Older alerts used historical hostname tokens. Added LEGACY_TOKEN_HOST_MAP dict applied during normalization pass across five candidate fields. Required hosts no longer falsely reported as missing.
Metrics Evolution
| Metric | Before Hardening | After |
|---|---|---|
| FP queue depth | High (device / dpkg / Sysmon noise) | Suppressed by policy |
| Auto-close rate | ~87-88% | ~88% |
| Reconciliation hard mismatches | 1+ (serialization defect) | 0 |
| Sysmon Event 3 LOtL coverage | REVIEW only | ESCALATE on high-risk match |
| Pipeline run time | ~6-8s | 5.4s |
5. Stress-Test Window: March 2-4, 2026
Highest-volume burst the pipeline has processed in a single continuous window. Auto-close rate held above 90% throughout, demonstrating that triage policy scales without degradation under load. Escalated cases were processed through the full redact, assemble-pack, and create-PR pipeline.
6. What This Demonstrates
When the pipeline failed, I did not restart blindly. The heartbeat JSON provided the exact failure stage. The reconcile defect required reading the Python control flow, identifying the scoping error in a multi-list join, and understanding how the case ID predicate interacted with the mismatch calculation. The poller defect required distinguishing between three error types and understanding backoff semantics. Both fixes were surgical, each tested against existing behavior without modifying surrounding logic.

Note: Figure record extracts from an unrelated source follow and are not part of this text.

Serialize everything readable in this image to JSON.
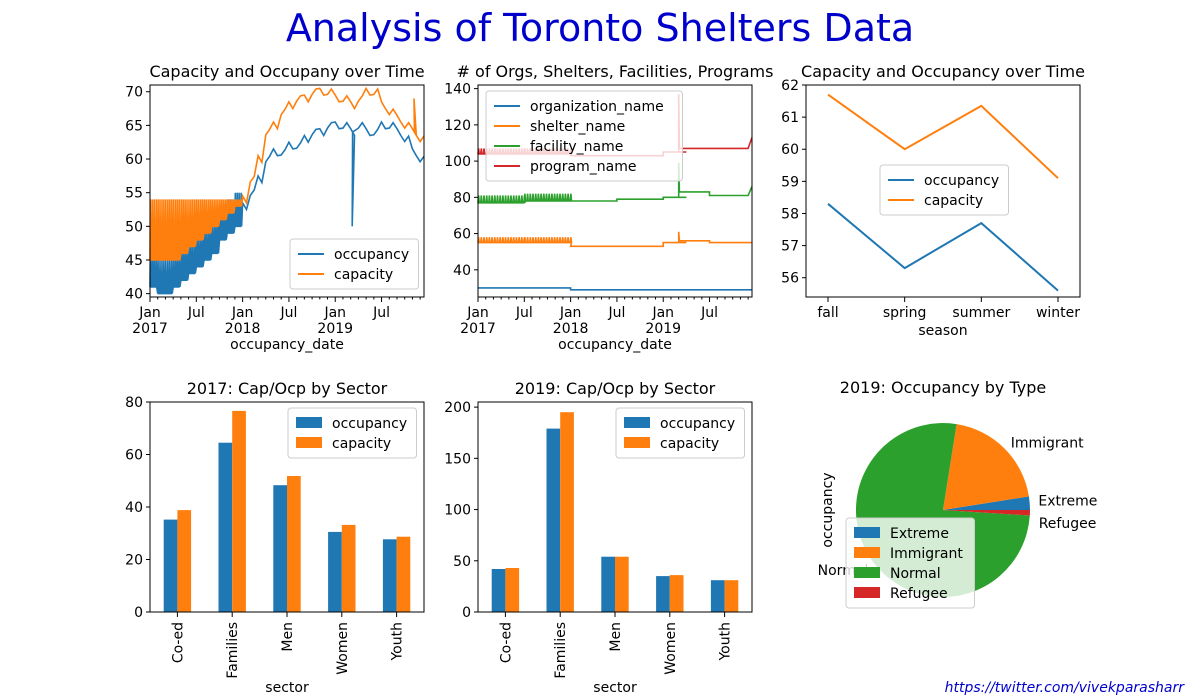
{
  "suptitle": "Analysis of Toronto Shelters Data",
  "credit": "https://twitter.com/vivekparasharr",
  "colors": {
    "blue": "#1f77b4",
    "orange": "#ff7f0e",
    "green": "#2ca02c",
    "red": "#d62728",
    "title": "#0000cc"
  },
  "chart_data": [
    {
      "type": "line",
      "title": "Capacity and Occupany over Time",
      "xlabel": "occupancy_date",
      "ylabel": "",
      "x_ticks": [
        "Jan\n2017",
        "Jul",
        "Jan\n2018",
        "Jul",
        "Jan\n2019",
        "Jul"
      ],
      "x_range": [
        "2017-01",
        "2019-12"
      ],
      "ylim": [
        39.5,
        71
      ],
      "y_ticks": [
        40,
        45,
        50,
        55,
        60,
        65,
        70
      ],
      "legend": "lower right",
      "grid": false,
      "series": [
        {
          "name": "occupancy",
          "color": "#1f77b4",
          "x": [
            "2017-01",
            "2017-02",
            "2017-03",
            "2017-04",
            "2017-05",
            "2017-06",
            "2017-07",
            "2017-08",
            "2017-09",
            "2017-10",
            "2017-11",
            "2017-12",
            "2018-01",
            "2018-02",
            "2018-03",
            "2018-04",
            "2018-05",
            "2018-06",
            "2018-07",
            "2018-08",
            "2018-09",
            "2018-10",
            "2018-11",
            "2018-12",
            "2019-01",
            "2019-02",
            "2019-03",
            "2019-04",
            "2019-05",
            "2019-06",
            "2019-07",
            "2019-08",
            "2019-09",
            "2019-10",
            "2019-11",
            "2019-12"
          ],
          "values": [
            43,
            42,
            42,
            43,
            44,
            45,
            46,
            47,
            48,
            50,
            51,
            52,
            53,
            55,
            57,
            60,
            61,
            61,
            62,
            62,
            63,
            64,
            64,
            65,
            65,
            65,
            64,
            65,
            64,
            64,
            65,
            65,
            64,
            63,
            61,
            60
          ],
          "spike": {
            "x": "2019-03",
            "value": 50
          }
        },
        {
          "name": "capacity",
          "color": "#ff7f0e",
          "x": [
            "2017-01",
            "2017-02",
            "2017-03",
            "2017-04",
            "2017-05",
            "2017-06",
            "2017-07",
            "2017-08",
            "2017-09",
            "2017-10",
            "2017-11",
            "2017-12",
            "2018-01",
            "2018-02",
            "2018-03",
            "2018-04",
            "2018-05",
            "2018-06",
            "2018-07",
            "2018-08",
            "2018-09",
            "2018-10",
            "2018-11",
            "2018-12",
            "2019-01",
            "2019-02",
            "2019-03",
            "2019-04",
            "2019-05",
            "2019-06",
            "2019-07",
            "2019-08",
            "2019-09",
            "2019-10",
            "2019-11",
            "2019-12"
          ],
          "values": [
            46,
            46,
            46,
            46,
            47,
            48,
            49,
            50,
            51,
            52,
            53,
            54,
            54,
            57,
            60,
            64,
            65,
            67,
            68,
            69,
            69,
            70,
            70,
            70,
            69,
            69,
            68,
            69,
            70,
            70,
            68,
            67,
            66,
            65,
            64,
            63
          ],
          "spike": {
            "x": "2019-11",
            "value": 69
          }
        }
      ]
    },
    {
      "type": "line",
      "title": "# of Orgs, Shelters, Facilities, Programs",
      "xlabel": "occupancy_date",
      "ylabel": "",
      "x_ticks": [
        "Jan\n2017",
        "Jul",
        "Jan\n2018",
        "Jul",
        "Jan\n2019",
        "Jul"
      ],
      "x_range": [
        "2017-01",
        "2019-12"
      ],
      "ylim": [
        25,
        142
      ],
      "y_ticks": [
        40,
        60,
        80,
        100,
        120,
        140
      ],
      "legend": "upper left",
      "grid": false,
      "series": [
        {
          "name": "organization_name",
          "color": "#1f77b4",
          "x": [
            "2017-01",
            "2017-07",
            "2018-01",
            "2018-07",
            "2019-01",
            "2019-04",
            "2019-07",
            "2019-12"
          ],
          "values": [
            30,
            30,
            29,
            29,
            29,
            29,
            29,
            29
          ]
        },
        {
          "name": "shelter_name",
          "color": "#ff7f0e",
          "x": [
            "2017-01",
            "2017-07",
            "2018-01",
            "2018-07",
            "2019-01",
            "2019-04",
            "2019-07",
            "2019-12"
          ],
          "values": [
            55,
            55,
            53,
            53,
            55,
            56,
            55,
            55
          ],
          "spike": {
            "x": "2019-03",
            "value": 61
          }
        },
        {
          "name": "facility_name",
          "color": "#2ca02c",
          "x": [
            "2017-01",
            "2017-07",
            "2018-01",
            "2018-07",
            "2019-01",
            "2019-04",
            "2019-07",
            "2019-12"
          ],
          "values": [
            77,
            78,
            78,
            79,
            80,
            83,
            81,
            86
          ],
          "spike": {
            "x": "2019-03",
            "value": 99
          }
        },
        {
          "name": "program_name",
          "color": "#d62728",
          "x": [
            "2017-01",
            "2017-07",
            "2018-01",
            "2018-07",
            "2019-01",
            "2019-04",
            "2019-07",
            "2019-12"
          ],
          "values": [
            104,
            104,
            103,
            103,
            105,
            107,
            107,
            113
          ],
          "spike": {
            "x": "2019-03",
            "value": 137
          }
        }
      ]
    },
    {
      "type": "line",
      "title": "Capacity and Occupancy over Time",
      "xlabel": "season",
      "ylabel": "",
      "categories": [
        "fall",
        "spring",
        "summer",
        "winter"
      ],
      "ylim": [
        55.4,
        62.0
      ],
      "y_ticks": [
        56,
        57,
        58,
        59,
        60,
        61,
        62
      ],
      "legend": "center",
      "grid": false,
      "series": [
        {
          "name": "occupancy",
          "color": "#1f77b4",
          "values": [
            58.3,
            56.3,
            57.7,
            55.6
          ]
        },
        {
          "name": "capacity",
          "color": "#ff7f0e",
          "values": [
            61.7,
            60.0,
            61.35,
            59.1
          ]
        }
      ]
    },
    {
      "type": "bar",
      "title": "2017: Cap/Ocp by Sector",
      "xlabel": "sector",
      "ylabel": "",
      "categories": [
        "Co-ed",
        "Families",
        "Men",
        "Women",
        "Youth"
      ],
      "ylim": [
        0,
        80
      ],
      "y_ticks": [
        0,
        20,
        40,
        60,
        80
      ],
      "legend": "upper right",
      "grid": false,
      "series": [
        {
          "name": "occupancy",
          "color": "#1f77b4",
          "values": [
            35.2,
            64.5,
            48.3,
            30.5,
            27.7
          ]
        },
        {
          "name": "capacity",
          "color": "#ff7f0e",
          "values": [
            38.8,
            76.6,
            51.8,
            33.2,
            28.7
          ]
        }
      ]
    },
    {
      "type": "bar",
      "title": "2019: Cap/Ocp by Sector",
      "xlabel": "sector",
      "ylabel": "",
      "categories": [
        "Co-ed",
        "Families",
        "Men",
        "Women",
        "Youth"
      ],
      "ylim": [
        0,
        205
      ],
      "y_ticks": [
        0,
        50,
        100,
        150,
        200
      ],
      "legend": "upper right",
      "grid": false,
      "series": [
        {
          "name": "occupancy",
          "color": "#1f77b4",
          "values": [
            42,
            179,
            54,
            35,
            31
          ]
        },
        {
          "name": "capacity",
          "color": "#ff7f0e",
          "values": [
            43,
            195,
            54,
            36,
            31
          ]
        }
      ]
    },
    {
      "type": "pie",
      "title": "2019: Occupancy by Type",
      "ylabel": "occupancy",
      "legend": "lower left",
      "slices": [
        {
          "name": "Extreme",
          "value": 2.5,
          "color": "#1f77b4"
        },
        {
          "name": "Immigrant",
          "value": 20.0,
          "color": "#ff7f0e"
        },
        {
          "name": "Normal",
          "value": 76.5,
          "color": "#2ca02c"
        },
        {
          "name": "Refugee",
          "value": 1.0,
          "color": "#d62728"
        }
      ]
    }
  ]
}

SignalFoundry was developed with AI code assistance, but all validation, policy decisions, and operational truth surfaces are human-owned. The CI pipeline enforces that counts cannot be inflated. The triage policy is a human-authored decision tree encoded in YAML. The known-FP library is built from observed signals, not vendor templates. AI tooling accelerated implementation; the operator owns the logic.
The architecture reflects a manufacturing-derived mental model: define the process, instrument every stage, make failure modes visible and recoverable, and validate outputs against known-good state. The queue cap, backoff retries, and freshness thresholds are deliberate operating parameters, not defaults left in place. On a manufacturing floor, a bad process kills throughput at scale; the same is true in a SOC at volume.
This project forced me to think less like someone writing detections, and more like someone responsible for whether a system can be trusted.